Autrefois, le guet signalait depuis ce point élevé de la ville tout départ d’incendie. Après chaque annonce, l’employé payé par la commune rejoint sa loge, sa tanière. « Ça me fait du bien de pouvoir passer du temps avec moi-même », apprécie le guet. Alexandre Schmit a décroché ce poste il y a deux ans. « Je ne vois pas d’autre métier au monde où je pourrais prendre le temps de lire, de me reposer. Ce n’est pas une solitude qui est pesante », souligne-t-il. Il est impossible cependant de s’endormir au risque de rater l’une des cinq criées de la nuit. « Il y a une raison assez simple, c’est qu’il y a une cloche de six tonnes et demie qui sonne toutes les heures, et qui fait que le lit tremble. Donc, je n’arrive pas à dormir ici », signale Alexandre Schmit.

Sa voix participe à l’identité de la ville, même si certains ont osé juger cette fonction folklorique. « Peut-être que c’est inutile, mais c’est pour ça qu’il faut le maintenir », estime une passante. « J’habitais juste en face et de temps en temps on l’entendait crier, on voyait sa petite lumière, ça a un côté apaisant », juge une ancienne riveraine. « C’est beau, c’est comme nos paysages en Suisse, les gens s’y rattachent », appuie un homme.

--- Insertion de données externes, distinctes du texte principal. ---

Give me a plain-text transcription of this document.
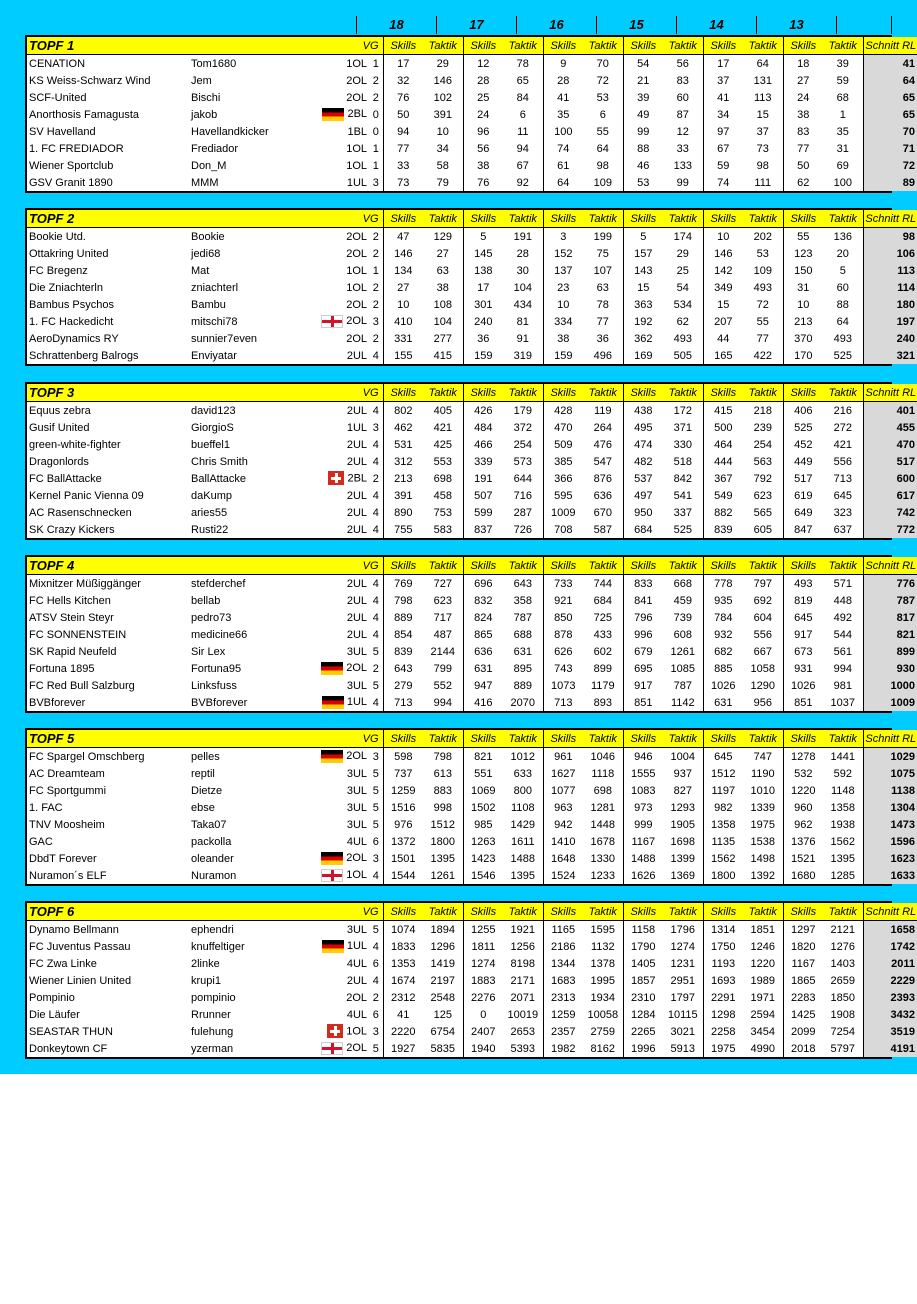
18	17	16	15	14	13
TOPF 1			VG		Skills	Taktik	Skills	Taktik	Skills	Taktik	Skills	Taktik	Skills	Taktik	Skills	Taktik	Schnitt RL
CENATION	Tom1680	1OL		1	17	29	12	78	9	70	54	56	17	64	18	39	41
KS Weiss-Schwarz Wind	Jem	2OL		2	32	146	28	65	28	72	21	83	37	131	27	59	64
SCF-United	Bischi	2OL		2	76	102	25	84	41	53	39	60	41	113	24	68	65
Anorthosis Famagusta	jakob	2BL		0	50	391	24	6	35	6	49	87	34	15	38	1	65
SV Havelland	Havellandkicker	1BL		0	94	10	96	11	100	55	99	12	97	37	83	35	70
1. FC FREDIADOR	Frediador	1OL		1	77	34	56	94	74	64	88	33	67	73	77	31	71
Wiener Sportclub	Don_M	1OL		1	33	58	38	67	61	98	46	133	59	98	50	69	72
GSV Granit 1890	MMM	1UL		3	73	79	76	92	64	109	53	99	74	111	62	100	89
TOPF 2			VG		Skills	Taktik	Skills	Taktik	Skills	Taktik	Skills	Taktik	Skills	Taktik	Skills	Taktik	Schnitt RL
Bookie Utd.	Bookie	2OL		2	47	129	5	191	3	199	5	174	10	202	55	136	98
Ottakring United	jedi68	2OL		2	146	27	145	28	152	75	157	29	146	53	123	20	106
FC Bregenz	Mat	1OL		1	134	63	138	30	137	107	143	25	142	109	150	5	113
Die Zniachterln	zniachterl	1OL		2	27	38	17	104	23	63	15	54	349	493	31	60	114
Bambus Psychos	Bambu	2OL		2	10	108	301	434	10	78	363	534	15	72	10	88	180
1. FC Hackedicht	mitschi78	2OL		3	410	104	240	81	334	77	192	62	207	55	213	64	197
AeroDynamics RY	sunnier7even	2OL		2	331	277	36	91	38	36	362	493	44	77	370	493	240
Schrattenberg Balrogs	Enviyatar	2UL		4	155	415	159	319	159	496	169	505	165	422	170	525	321
TOPF 3			VG		Skills	Taktik	Skills	Taktik	Skills	Taktik	Skills	Taktik	Skills	Taktik	Skills	Taktik	Schnitt RL
Equus zebra	david123	2UL		4	802	405	426	179	428	119	438	172	415	218	406	216	401
Gusif United	GiorgioS	1UL		3	462	421	484	372	470	264	495	371	500	239	525	272	455
green-white-fighter	bueffel1	2UL		4	531	425	466	254	509	476	474	330	464	254	452	421	470
Dragonlords	Chris Smith	2UL		4	312	553	339	573	385	547	482	518	444	563	449	556	517
FC BallAttacke	BallAttacke	2BL		2	213	698	191	644	366	876	537	842	367	792	517	713	600
Kernel Panic Vienna 09	daKump	2UL		4	391	458	507	716	595	636	497	541	549	623	619	645	617
AC Rasenschnecken	aries55	2UL		4	890	753	599	287	1009	670	950	337	882	565	649	323	742
SK Crazy Kickers	Rusti22	2UL		4	755	583	837	726	708	587	684	525	839	605	847	637	772
TOPF 4			VG		Skills	Taktik	Skills	Taktik	Skills	Taktik	Skills	Taktik	Skills	Taktik	Skills	Taktik	Schnitt RL
Mixnitzer Müßiggänger	stefderchef	2UL		4	769	727	696	643	733	744	833	668	778	797	493	571	776
FC Hells Kitchen	bellab	2UL		4	798	623	832	358	921	684	841	459	935	692	819	448	787
ATSV Stein Steyr	pedro73	2UL		4	889	717	824	787	850	725	796	739	784	604	645	492	817
FC SONNENSTEIN	medicine66	2UL		4	854	487	865	688	878	433	996	608	932	556	917	544	821
SK Rapid Neufeld	Sir Lex	3UL		5	839	2144	636	631	626	602	679	1261	682	667	673	561	899
Fortuna 1895	Fortuna95	2OL		2	643	799	631	895	743	899	695	1085	885	1058	931	994	930
FC Red Bull Salzburg	Linksfuss	3UL		5	279	552	947	889	1073	1179	917	787	1026	1290	1026	981	1000
BVBforever	BVBforever	1UL		4	713	994	416	2070	713	893	851	1142	631	956	851	1037	1009
TOPF 5			VG		Skills	Taktik	Skills	Taktik	Skills	Taktik	Skills	Taktik	Skills	Taktik	Skills	Taktik	Schnitt RL
FC Spargel Omschberg	pelles	2OL		3	598	798	821	1012	961	1046	946	1004	645	747	1278	1441	1029
AC Dreamteam	reptil	3UL		5	737	613	551	633	1627	1118	1555	937	1512	1190	532	592	1075
FC Sportgummi	Dietze	3UL		5	1259	883	1069	800	1077	698	1083	827	1197	1010	1220	1148	1138
1. FAC	ebse	3UL		5	1516	998	1502	1108	963	1281	973	1293	982	1339	960	1358	1304
TNV Moosheim	Taka07	3UL		5	976	1512	985	1429	942	1448	999	1905	1358	1975	962	1938	1473
GAC	packolla	4UL		6	1372	1800	1263	1611	1410	1678	1167	1698	1135	1538	1376	1562	1596
DbdT Forever	oleander	2OL		3	1501	1395	1423	1488	1648	1330	1488	1399	1562	1498	1521	1395	1623
Nuramon´s ELF	Nuramon	1OL		4	1544	1261	1546	1395	1524	1233	1626	1369	1800	1392	1680	1285	1633
TOPF 6			VG		Skills	Taktik	Skills	Taktik	Skills	Taktik	Skills	Taktik	Skills	Taktik	Skills	Taktik	Schnitt RL
Dynamo Bellmann	ephendri	3UL		5	1074	1894	1255	1921	1165	1595	1158	1796	1314	1851	1297	2121	1658
FC Juventus Passau	knuffeltiger	1UL		4	1833	1296	1811	1256	2186	1132	1790	1274	1750	1246	1820	1276	1742
FC Zwa Linke	2linke	4UL		6	1353	1419	1274	8198	1344	1378	1405	1231	1193	1220	1167	1403	2011
Wiener Linien United	krupi1	2UL		4	1674	2197	1883	2171	1683	1995	1857	2951	1693	1989	1865	2659	2229
Pompinio	pompinio	2OL		2	2312	2548	2276	2071	2313	1934	2310	1797	2291	1971	2283	1850	2393
Die Läufer	Rrunner	4UL		6	41	125	0	10019	1259	10058	1284	10115	1298	2594	1425	1908	3432
SEASTAR THUN	fulehung	1OL		3	2220	6754	2407	2653	2357	2759	2265	3021	2258	3454	2099	7254	3519
Donkeytown CF	yzerman	2OL		5	1927	5835	1940	5393	1982	8162	1996	5913	1975	4990	2018	5797	4191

Le diplômé en histoire-géographie a vécu toute son enfance dans un petit village de 150 âmes, loin de Lausanne. Il découvre la cathédrale à l’âge de 15 ans. Mais, non-croyant et non-pratiquant, il ne fréquente pas la maison de Dieu. « Je ne m’étais jamais imaginé avoir cet honneur-là. Je suis chez moi maintenant et la maison est imposante », confie-t-il.

Titulaire du poste, Alexandre Schmit peut compter, pour le suppléer les jours de congé, sur une équipe de sept auxiliaires. Cassandre Berdoz est la première femme sélectionnée pour occuper cette fonction. « Je me suis toujours dit qu’un jour, je voudrais bien faire guette. Mon premier jour, c’était vraiment très fort, émouvant. Je me sentais privilégiée. Ma mère avait préparé un apéritif en bas. Tout le monde était là. Il y avait une soixantaine de personnes qui attendaient en bas », se rappelle Cassandre Berdoz, guette auxiliaire de la cathédrale de Lausanne.

Cassandre est adoubée par Alexandre. « Je suis un peu gêné parce qu’elle chante mieux que moi. Dieu merci, elle ne voulait pas du poste principal et alors, j’ai pu l’avoir », plaisante le guet, toujours bon esprit. Lui qui promène sa bonhomie, son chapeau et sa lanterne chaque nuit, hors du temps.